Today, though, their jackets and bloomers are of a very different variety. At least they would be if the store wasn't now permanently closed but why waste a colourful snap, eh?
The chalk and limestone cliffs are a sight with quite a few people and dogs clearly unable to read. There's a bracing stroll atop them to Old Hunstanton where the former coastguard tower might still be for sale.
This is all perched on the eastern edge of the Wash and you got your binocs?
Look out and you should see Lincolnshire. Pan right, keep going, keep going, keep going... all the way to Skegness, it's reckoned.
Because here looks west over the water that is the Wash, this is one of only a few places on the east coast where you can watch a sunset out to sea, you see.
The cliffs mark the start of a long-distance footpath but don't dismiss one of the flattest areas of England. There's a fair bit of it on shingle and that can be confirmed as a right calf-killer.
It used to be 62 miles to Sea Palling but they've since extended and normal people will take a week for the 84 miles to Hopton-on-Sea. If you're coming from Hopton-on-Sea, congratulations and welcome to 'Sunny Hunny'.
It's a nice stroll through the colourful Esplanade Gardens and they're up there every year for some blooming prize or other.
If they're not then that's a joke but not one as big as Britain's largest joke shop, right? This should provide additional amusement following the 'musements and the fleshpots on the front.
The centre's fairly compact with just the pair of pleasant-looking streets to entertain before it all runs out at the big Sainsbury™s. After all of that excitement, isn't it time for something a little more daring?
Just the one tandoori in town, a sizeable establishment in what's believed to be called a 'parade' of shops. Full to bursting on a weekend not long after 7 PM, which, funnily enough, is what you will be by 9 PM.
The Wash Monster will get you a better view of the cliffs or can venture further afield. Seal safaris are sold as the main attraction but you can privately charter for that disco and it sounded like they were having a rave on board today with about 15 'loved-up' punters on this count.
Speaking of 15-love, where's the world's largest grass court tennis tournament? Away with your Wimbledons, why it's only Hunstanton, of course!
Admittedly, the 40 grass courts are on a sloping rugby pitch that's had an early August haircut and there are no umpires. If this all sounds very sportsmanlike, there's a sinister, less sporting downside according to the locals.

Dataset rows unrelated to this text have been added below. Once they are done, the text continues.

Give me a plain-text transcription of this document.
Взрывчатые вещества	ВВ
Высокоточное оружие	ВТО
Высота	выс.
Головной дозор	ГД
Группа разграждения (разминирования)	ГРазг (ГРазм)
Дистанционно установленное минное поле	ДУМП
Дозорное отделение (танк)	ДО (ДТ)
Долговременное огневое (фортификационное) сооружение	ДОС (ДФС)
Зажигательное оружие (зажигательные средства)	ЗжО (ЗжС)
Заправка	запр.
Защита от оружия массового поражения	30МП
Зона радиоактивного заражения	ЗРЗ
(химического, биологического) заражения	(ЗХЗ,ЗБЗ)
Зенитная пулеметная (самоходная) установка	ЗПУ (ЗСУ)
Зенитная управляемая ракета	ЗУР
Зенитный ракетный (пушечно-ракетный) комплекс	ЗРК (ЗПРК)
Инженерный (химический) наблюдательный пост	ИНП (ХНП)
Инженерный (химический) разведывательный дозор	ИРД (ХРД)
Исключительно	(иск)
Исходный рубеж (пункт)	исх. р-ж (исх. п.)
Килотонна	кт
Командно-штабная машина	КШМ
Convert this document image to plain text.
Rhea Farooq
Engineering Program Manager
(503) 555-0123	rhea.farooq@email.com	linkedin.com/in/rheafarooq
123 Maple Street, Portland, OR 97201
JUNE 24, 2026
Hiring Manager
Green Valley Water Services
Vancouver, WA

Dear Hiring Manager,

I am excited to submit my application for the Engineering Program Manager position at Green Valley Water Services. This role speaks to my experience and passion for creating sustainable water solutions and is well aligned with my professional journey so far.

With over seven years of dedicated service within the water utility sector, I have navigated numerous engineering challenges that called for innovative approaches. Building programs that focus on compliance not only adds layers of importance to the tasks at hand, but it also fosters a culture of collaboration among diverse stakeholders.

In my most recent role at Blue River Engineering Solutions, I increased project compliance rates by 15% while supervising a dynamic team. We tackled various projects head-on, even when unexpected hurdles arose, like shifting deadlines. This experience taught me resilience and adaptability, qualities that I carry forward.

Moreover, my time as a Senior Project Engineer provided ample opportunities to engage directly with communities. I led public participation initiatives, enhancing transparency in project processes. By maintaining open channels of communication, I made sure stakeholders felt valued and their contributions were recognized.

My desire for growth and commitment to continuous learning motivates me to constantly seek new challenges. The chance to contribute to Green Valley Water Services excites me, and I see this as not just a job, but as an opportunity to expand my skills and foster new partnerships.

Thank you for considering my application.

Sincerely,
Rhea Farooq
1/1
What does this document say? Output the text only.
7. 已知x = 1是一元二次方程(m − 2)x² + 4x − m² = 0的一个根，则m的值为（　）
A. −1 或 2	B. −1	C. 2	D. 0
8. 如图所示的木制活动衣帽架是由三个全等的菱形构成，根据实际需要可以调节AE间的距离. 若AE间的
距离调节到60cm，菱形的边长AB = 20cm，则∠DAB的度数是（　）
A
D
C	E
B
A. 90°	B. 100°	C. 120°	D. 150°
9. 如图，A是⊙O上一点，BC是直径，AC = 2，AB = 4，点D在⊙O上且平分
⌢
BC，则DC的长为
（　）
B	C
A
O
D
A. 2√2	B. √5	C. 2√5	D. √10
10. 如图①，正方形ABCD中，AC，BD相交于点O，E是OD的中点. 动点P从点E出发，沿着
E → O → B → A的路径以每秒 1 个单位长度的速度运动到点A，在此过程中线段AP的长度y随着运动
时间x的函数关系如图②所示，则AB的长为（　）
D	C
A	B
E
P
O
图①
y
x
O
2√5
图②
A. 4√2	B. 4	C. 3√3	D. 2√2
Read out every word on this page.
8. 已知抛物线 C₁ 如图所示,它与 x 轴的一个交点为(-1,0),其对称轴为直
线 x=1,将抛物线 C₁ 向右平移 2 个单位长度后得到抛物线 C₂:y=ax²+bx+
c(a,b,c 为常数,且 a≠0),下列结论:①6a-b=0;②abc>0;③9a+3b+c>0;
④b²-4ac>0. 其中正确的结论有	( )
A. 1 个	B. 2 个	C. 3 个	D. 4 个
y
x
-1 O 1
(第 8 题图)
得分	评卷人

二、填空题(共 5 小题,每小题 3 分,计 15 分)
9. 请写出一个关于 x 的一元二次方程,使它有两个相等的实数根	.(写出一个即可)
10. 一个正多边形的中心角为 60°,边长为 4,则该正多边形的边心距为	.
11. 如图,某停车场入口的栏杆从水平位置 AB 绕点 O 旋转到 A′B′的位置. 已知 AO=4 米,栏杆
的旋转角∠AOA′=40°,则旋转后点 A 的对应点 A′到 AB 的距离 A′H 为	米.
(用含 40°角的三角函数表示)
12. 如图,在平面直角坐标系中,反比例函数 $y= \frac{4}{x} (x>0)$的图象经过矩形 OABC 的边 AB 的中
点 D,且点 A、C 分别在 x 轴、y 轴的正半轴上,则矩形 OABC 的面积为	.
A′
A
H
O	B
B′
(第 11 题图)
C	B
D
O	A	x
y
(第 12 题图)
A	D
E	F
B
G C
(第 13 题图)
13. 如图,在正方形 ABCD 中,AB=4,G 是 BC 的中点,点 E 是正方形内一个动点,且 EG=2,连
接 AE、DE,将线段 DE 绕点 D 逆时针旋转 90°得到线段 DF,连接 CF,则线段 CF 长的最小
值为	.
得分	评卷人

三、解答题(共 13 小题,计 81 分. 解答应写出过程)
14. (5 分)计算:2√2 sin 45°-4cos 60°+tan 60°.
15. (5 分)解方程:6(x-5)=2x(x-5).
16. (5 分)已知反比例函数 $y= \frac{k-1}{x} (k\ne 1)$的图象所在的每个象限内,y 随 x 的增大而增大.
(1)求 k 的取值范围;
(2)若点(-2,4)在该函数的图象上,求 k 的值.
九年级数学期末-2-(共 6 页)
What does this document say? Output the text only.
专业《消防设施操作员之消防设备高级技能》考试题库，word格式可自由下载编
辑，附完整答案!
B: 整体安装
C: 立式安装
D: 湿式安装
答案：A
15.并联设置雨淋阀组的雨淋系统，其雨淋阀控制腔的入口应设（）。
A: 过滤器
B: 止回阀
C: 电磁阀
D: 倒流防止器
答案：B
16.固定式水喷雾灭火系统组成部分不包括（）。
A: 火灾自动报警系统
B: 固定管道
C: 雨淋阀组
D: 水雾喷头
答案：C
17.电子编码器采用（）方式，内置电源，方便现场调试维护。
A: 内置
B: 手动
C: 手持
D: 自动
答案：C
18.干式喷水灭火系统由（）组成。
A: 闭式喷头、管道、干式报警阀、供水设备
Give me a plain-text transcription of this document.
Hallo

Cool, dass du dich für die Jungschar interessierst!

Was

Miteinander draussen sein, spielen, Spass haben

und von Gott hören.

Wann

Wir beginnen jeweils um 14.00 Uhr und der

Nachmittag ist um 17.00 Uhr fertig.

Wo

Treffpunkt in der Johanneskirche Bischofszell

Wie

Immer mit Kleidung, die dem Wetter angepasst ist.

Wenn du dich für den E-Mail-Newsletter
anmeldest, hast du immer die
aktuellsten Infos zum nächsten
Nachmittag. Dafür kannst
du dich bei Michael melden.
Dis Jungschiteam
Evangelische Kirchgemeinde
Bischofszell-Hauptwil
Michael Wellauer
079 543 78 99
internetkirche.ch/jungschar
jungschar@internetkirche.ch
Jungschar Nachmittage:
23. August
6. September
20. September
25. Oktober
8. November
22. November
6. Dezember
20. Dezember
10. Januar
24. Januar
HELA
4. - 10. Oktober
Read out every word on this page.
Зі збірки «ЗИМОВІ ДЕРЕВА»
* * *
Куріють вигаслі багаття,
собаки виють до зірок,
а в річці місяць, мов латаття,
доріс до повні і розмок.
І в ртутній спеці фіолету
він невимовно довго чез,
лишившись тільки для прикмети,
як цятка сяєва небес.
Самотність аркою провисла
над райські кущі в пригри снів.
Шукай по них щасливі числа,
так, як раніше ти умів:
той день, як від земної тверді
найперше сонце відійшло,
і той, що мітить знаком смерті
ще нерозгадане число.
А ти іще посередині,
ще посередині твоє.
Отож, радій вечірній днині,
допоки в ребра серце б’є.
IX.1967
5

Posh youths invade for the week and residents are made 'prisoners in their own homes'. Teenagers on Sloanie forums boast of having a house in the area and post the occasional, internet-veiled threat of bedlam despite being 16 years old.
On remonstrating over the noise from a nearby 'picnic', one local claims to have had the roof of his BMW set alight!
That'll be game pie, set for life and discarded match, then?
Exceptionally good value lodgings with an old-skool bar downstairs where it's proper, home-cooked pub grub. Most of their mains were still in single digits pounds-wise and, following some time further south, is something that's not been seen for nearly a fortnight.